Fox argued that exchange rates in the free market do not reflect the relative strengths and weaknesses of the U.S., Japanese and West German economies, but are a result of high interest rates here that attracted foreign capital and "rewarded it for coming."

"The floating exchange rate lends itself to being overwhelmed by capital movements," and should be replaced by an agreement to hold the yen at 200 to the dollar and the mark at 2.15 to the dollar, give or take 5 percent, he said. The current rates are 236 yen and 2.43 marks.

At the same time, the U.S. Chamber of Commerce, another major business group, released a package of trade proposals that included "harmonization" of economic policies between this country and its trading partners, aimed at "reducing exchange rate distortions."

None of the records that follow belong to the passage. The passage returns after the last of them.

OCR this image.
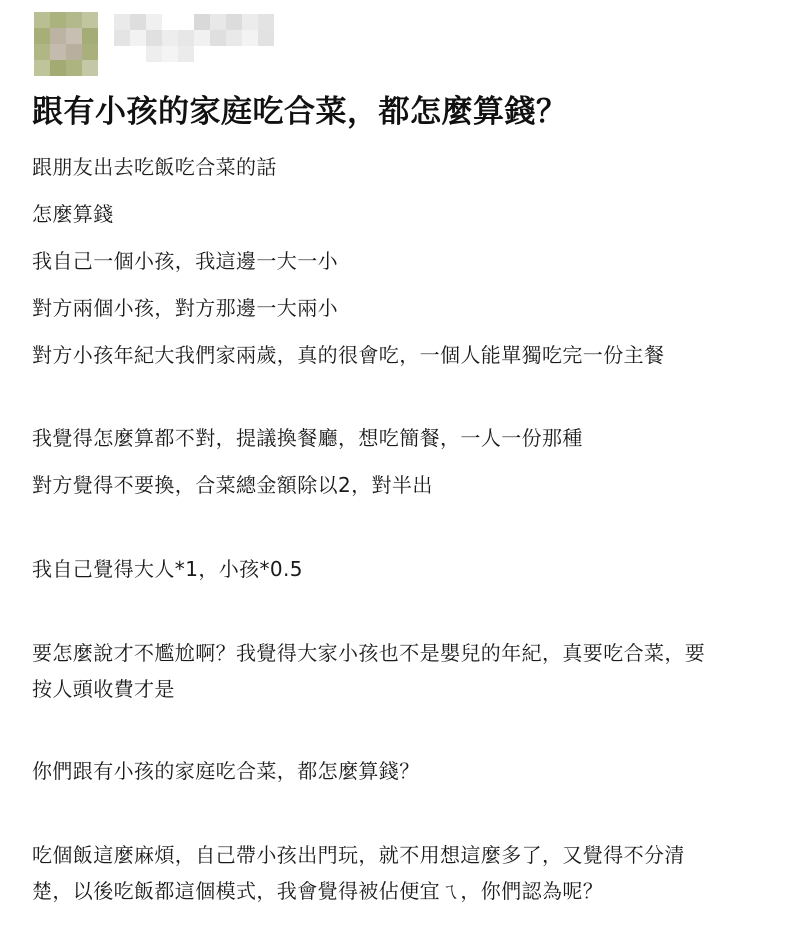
跟有小孩的家庭吃合菜，都怎麼算錢？
跟朋友出去吃飯吃合菜的話
怎麼算錢
我自己一個小孩，我這邊一大一小
對方兩個小孩，對方那邊一大兩小
對方小孩年紀大我們家兩歲，真的很會吃，一個人能單獨吃完一份主餐
我覺得怎麼算都不對，提議換餐廳，想吃簡餐，一人一份那種
對方覺得不要換，合菜總金額除以2，對半出
我自己覺得大人*1，小孩*0.5
要怎麼說才不尷尬啊？我覺得大家小孩也不是嬰兒的年紀，真要吃合菜，要
按人頭收費才是
你們跟有小孩的家庭吃合菜，都怎麼算錢？
吃個飯這麼麻煩，自己帶小孩出門玩，就不用想這麼多了，又覺得不分清
楚，以後吃飯都這個模式，我會覺得被佔便宜ㄟ，你們認為呢？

Michael Samuels, the chamber's international vice president, said in a luncheon meeting with reporters that "there is an exchange-rate problem" underlying the nation's record $36.1 billion merchandise trade deficit in 1982. But Samuels said that the way to deal with it is "not to deal with exchange rates alone," but to "coordinate with key countries on their domestic economic policies," as the chamber recommended in its paper.

The chamber also called for negotiations to improve U.S. access to foreign markets, liberalization of restrictions on exports, government action to enforce and improve existing world trade agreements and increased funding for the Export-Import Bank. The NAM also urged expansion of the Ex-Im Bank.

Both groups took strong positions against protectionist legislation. Fox, speaking for the NAM, said "protectionist legislation has to be avoided" because "two-thirds of the problem" of the decline in merchandise trade "is in the relatively poor performance of our domestic economy," not the result of improper action by foreign competitors.

The chamber said the United States "should not take measures which have the effect of restricting or discriminating against . . . imports in a manner inconsistent with U.S. commitments under international agreements."

Fox's call for limitations on foreign exchange rates is unlikely to find much support in the administration. The issue was discussed at length in the annual "Economic Report of the President," which said that large trade deficits are caused mostly by large budget deficits.

Attempts to juggle the exchange rate may help some sectors of the economy but hurt others, the report said. "That governments cannot simultaneously protect everyone is a basic principle of international trade," it said.